The solitude did not affect him. Malenson had no desire for companionship. And the library of the ship absorbed much of his time. He read great tomes and thin monographs, passionate novels and cold texts. And he could feel time slipping by.
At the end of his fourth calculated year, Malenson noticed his feverishness. It was a slight thing. He felt perfectly well. But his temperature stood at 100.6. His curiosity aroused, he confined himself to the ship's infirmary for a month. Except for a periodical trip to the control room for a star sight, he remained under the UV lamps. He took large doses of streptomycin XXV. But he did not feel in the least alarmed when the fever refused to leave him. He merely adapted himself....
In his eighth year in space Malenson abandoned any hope of finding a habitable planet. He had located five planetary systems among some nine hundred stars. But none of the globes were even remotely suitable for the support of humanoid life. Mostly they were great gassy worlds of frozen methane and ammonia. The few low gravity planets were generally so close to their primaries as to be parched wastelands with surface temperatures near the melting point of lead.
It was at this point in his odyssey that Malenson's thoughts began to drift homeward. Many sleeps were spent in calculations and trial and error navigation before the ship's nose was turned inward toward the center of the galactic lens. Finally, Malenson was ready to begin the long voyage home.
The loneliness had changed him, he knew. Not that he had once missed the nearness of mere people. Malenson felt himself above such a need. And there was the money in the hold to keep him company. More and more of his time was spent down there, fondling his wealth.

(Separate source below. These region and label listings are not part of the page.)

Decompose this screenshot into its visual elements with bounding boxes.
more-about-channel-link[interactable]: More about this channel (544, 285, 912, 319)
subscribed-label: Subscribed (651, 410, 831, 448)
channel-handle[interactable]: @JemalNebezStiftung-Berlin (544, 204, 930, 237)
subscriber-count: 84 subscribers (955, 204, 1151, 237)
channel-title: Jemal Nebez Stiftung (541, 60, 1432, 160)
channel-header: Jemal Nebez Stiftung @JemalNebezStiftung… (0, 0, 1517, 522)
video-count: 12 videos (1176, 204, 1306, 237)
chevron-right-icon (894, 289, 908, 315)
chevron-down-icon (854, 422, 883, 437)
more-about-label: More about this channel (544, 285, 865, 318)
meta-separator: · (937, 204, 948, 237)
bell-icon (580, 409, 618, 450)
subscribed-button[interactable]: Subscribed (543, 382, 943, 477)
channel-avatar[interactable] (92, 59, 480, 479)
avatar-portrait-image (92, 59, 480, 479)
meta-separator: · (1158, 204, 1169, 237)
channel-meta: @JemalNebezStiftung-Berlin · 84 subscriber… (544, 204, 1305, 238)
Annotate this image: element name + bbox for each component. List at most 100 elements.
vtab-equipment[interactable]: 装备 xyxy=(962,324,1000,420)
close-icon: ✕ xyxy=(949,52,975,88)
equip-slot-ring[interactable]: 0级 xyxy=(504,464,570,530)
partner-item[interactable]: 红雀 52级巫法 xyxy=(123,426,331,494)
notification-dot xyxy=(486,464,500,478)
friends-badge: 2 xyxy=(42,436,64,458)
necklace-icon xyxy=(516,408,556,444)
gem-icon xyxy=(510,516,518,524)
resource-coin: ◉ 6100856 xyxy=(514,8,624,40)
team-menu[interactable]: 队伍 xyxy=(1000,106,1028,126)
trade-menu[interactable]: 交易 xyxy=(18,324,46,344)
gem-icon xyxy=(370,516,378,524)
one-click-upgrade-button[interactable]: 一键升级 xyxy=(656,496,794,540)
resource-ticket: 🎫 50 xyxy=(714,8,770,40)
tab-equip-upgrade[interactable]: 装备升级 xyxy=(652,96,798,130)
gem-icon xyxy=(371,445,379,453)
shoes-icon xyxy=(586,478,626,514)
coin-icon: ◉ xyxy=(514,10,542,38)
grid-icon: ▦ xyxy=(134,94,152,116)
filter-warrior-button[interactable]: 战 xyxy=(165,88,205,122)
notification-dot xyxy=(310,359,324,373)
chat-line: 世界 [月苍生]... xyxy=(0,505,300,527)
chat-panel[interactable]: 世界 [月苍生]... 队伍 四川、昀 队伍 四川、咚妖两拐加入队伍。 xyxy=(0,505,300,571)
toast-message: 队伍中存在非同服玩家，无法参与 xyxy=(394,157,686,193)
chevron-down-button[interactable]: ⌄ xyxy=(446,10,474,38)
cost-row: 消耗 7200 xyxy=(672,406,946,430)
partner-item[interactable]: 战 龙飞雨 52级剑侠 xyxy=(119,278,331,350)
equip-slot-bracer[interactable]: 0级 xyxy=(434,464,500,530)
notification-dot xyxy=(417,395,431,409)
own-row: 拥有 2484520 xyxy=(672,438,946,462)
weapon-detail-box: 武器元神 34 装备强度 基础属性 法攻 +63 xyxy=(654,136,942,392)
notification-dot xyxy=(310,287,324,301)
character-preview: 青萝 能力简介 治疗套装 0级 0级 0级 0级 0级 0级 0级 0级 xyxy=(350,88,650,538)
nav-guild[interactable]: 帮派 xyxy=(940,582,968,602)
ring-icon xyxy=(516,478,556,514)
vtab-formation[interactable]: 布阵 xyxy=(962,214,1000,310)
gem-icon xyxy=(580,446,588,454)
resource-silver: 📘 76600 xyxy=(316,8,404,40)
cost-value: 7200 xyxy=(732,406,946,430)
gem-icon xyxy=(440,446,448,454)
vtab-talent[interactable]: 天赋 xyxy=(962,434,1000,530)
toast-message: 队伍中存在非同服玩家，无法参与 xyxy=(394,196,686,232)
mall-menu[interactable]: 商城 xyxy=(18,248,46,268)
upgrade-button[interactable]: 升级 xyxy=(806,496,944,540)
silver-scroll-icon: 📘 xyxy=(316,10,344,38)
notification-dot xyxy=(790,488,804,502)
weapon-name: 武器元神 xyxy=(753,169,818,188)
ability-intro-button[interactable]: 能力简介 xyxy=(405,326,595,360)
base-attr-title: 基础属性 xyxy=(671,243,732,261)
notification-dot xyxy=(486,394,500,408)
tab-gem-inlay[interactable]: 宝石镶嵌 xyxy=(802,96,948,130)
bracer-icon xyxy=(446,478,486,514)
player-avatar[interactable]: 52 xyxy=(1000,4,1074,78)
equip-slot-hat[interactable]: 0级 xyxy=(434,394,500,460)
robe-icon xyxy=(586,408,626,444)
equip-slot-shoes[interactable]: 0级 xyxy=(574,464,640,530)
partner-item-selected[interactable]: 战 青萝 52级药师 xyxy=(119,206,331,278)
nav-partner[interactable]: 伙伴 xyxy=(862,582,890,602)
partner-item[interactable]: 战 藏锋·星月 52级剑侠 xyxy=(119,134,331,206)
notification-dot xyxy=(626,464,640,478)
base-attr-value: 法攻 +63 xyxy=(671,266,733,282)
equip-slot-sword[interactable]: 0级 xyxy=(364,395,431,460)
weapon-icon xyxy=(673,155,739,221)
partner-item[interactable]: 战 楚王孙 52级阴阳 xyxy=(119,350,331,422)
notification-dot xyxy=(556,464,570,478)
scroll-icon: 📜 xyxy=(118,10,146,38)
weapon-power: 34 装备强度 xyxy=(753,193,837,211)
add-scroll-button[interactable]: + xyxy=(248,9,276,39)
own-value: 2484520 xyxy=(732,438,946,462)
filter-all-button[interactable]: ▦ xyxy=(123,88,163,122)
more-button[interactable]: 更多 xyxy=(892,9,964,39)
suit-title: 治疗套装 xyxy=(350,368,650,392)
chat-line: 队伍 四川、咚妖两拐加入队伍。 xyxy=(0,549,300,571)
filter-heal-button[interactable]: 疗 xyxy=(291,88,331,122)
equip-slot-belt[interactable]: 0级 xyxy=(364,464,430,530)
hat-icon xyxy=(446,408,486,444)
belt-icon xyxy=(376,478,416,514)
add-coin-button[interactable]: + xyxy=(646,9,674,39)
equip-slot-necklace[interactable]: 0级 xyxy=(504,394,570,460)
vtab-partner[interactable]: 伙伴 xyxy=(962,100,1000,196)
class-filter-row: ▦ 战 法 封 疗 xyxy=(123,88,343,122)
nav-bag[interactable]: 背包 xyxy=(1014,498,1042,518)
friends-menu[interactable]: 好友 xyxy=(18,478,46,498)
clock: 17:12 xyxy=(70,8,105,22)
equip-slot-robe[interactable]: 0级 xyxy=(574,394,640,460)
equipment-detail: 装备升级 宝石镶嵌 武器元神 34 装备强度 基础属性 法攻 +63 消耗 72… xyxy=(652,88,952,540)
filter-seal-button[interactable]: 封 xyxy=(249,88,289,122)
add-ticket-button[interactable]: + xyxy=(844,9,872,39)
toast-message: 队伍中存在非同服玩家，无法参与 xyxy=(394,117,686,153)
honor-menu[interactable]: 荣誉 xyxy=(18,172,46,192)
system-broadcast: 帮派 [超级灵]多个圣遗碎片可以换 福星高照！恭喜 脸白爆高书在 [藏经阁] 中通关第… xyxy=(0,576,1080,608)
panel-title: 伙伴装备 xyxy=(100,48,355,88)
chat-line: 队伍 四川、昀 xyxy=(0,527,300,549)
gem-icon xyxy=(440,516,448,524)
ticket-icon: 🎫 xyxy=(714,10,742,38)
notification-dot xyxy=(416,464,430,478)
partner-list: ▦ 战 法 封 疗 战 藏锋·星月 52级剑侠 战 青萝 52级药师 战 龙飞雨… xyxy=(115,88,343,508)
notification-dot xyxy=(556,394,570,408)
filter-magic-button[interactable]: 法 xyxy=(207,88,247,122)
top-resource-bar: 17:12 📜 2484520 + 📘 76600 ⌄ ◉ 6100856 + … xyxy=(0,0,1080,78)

The feel of the coins and the crisp irridium certificates more than made up for the solitude. Uncounted hours would slip by while he sat contentedly in the midst of his loot ... or was it days? Malenson had stopped trying to discover.
The library had lost its appeal for him now. He had finished the majority of the books now, and strangely the reading tapes and recordings seemed to drag unbearably. It was getting so that he could hardly understand the mouthings that emanated from the speakers, and the vision screens were turgid masses of dark, muddy colors. Something, he decided, had gone wrong with the projection apparatus.
The dawning of his tenth year in limbo was the occasion for a celebration. The statute of limitation was explicit in his particular form of larceny. It stated that should the case be unprosecuted for ten solar years, the crime was stricken from the records and an unequivocal pardon granted. Before Malenson's case, the law had never been evoked. But now at last the time was up. Malenson was free.
He was only three years from Sol now, according to his estimate. He had been careful to allow for the seemingly reduced speed of the ship. But he was still unwilling to take any unnecessary chances. He realized that he could have made a considerable error in his timing. It was even possible, he reflected, that he was as much as a year off. Perhaps even two. So Malenson decided that having waited this long, he could wait yet a bit longer. He had become quite adapted to his artificial environment now, and another two or three years in space would be no great hardship. He set his course for the Centaurian System before heading for home. This slight detour would bring him into Sol's family at just the right time. Fifteen years, he calculated, from the time of his departure.
That night ... or what passed for night in the timeless void ... Malenson celebrated his freedom.